Сейчас, приняв загадочный вид, она добавила:
— Слышали последние новости?
— О, нет, что же случилось? — д'Авранж принял заинтересованный вид, хоть и не рассчитывал ни на что достойное внимания: в салоне старухи обычно циркулировали слухи трёхдневной давности.
Он не ошибся.
— Говорят, Вольтер окончательно порвал с двором и собирается по приглашению Фридриха поселиться в Берлине, — проронила маркиза, тонко улыбаясь графу сухими губами. — Реми де Шатегонтье, циник чёртов, заключил с графом Лоло пари на тысячу ливров, что он и там долго не задержится.
Граф уже знал эту новость от самого Реми, но сделал вид, что слышит её впервые.

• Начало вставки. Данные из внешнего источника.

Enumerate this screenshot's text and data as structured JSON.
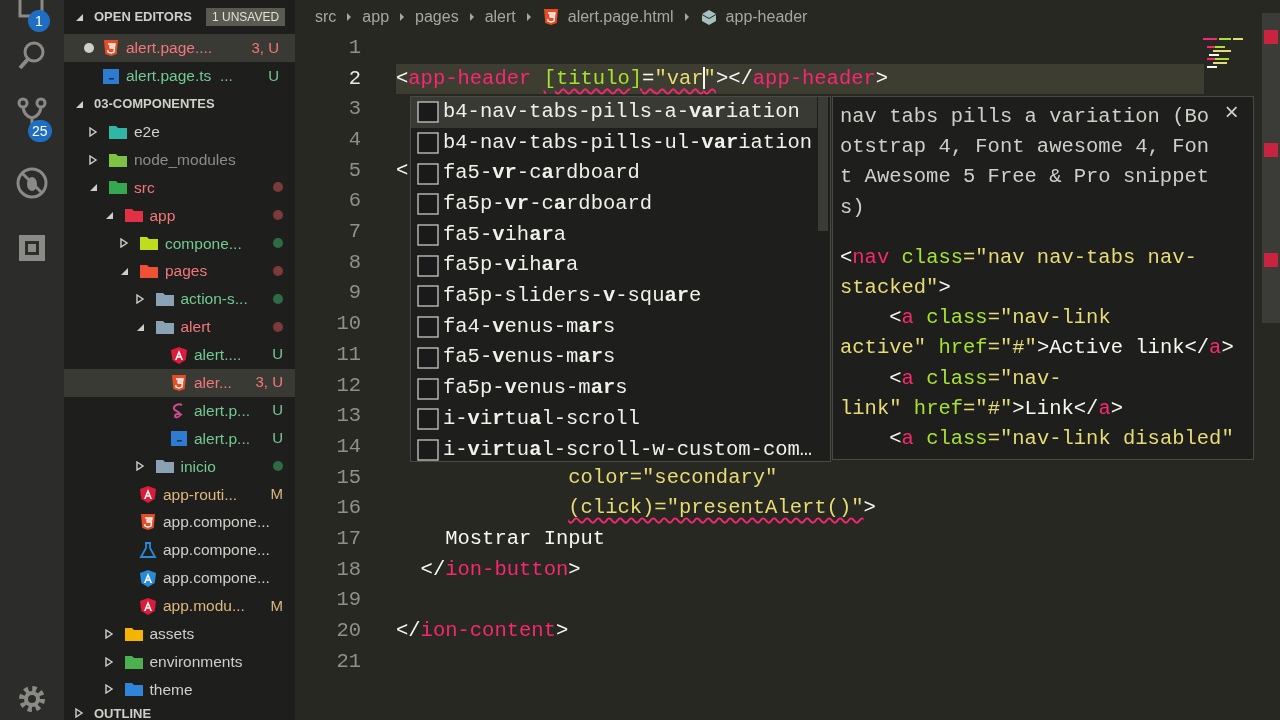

— Надо же… — Камиль д'Авранж любезно улыбнулся маркизе. — Впрочем, что удивляться? Великий человек редко способен уместиться в рамках сврего круга.
Сам д'Авранж, потомок тех, кто воинской доблестью пробивал себе путь наверх, являл разительный контраст мужеству предков: был тощ, бледен и казался чахоточным. Враги считали, что он уродлив, как горгулья, но друзья полагали, что у графа умное лицо. Трудно было сказать, сколько лет д'Авранжу: недоброжелатели обычно давали сорок с хвостиком, но знавшие его близко говорили о тридцати. Граф слыл ярым поклонником Вольтера и гордился наименованием «либертина», проповедуя свободу от предрассудков.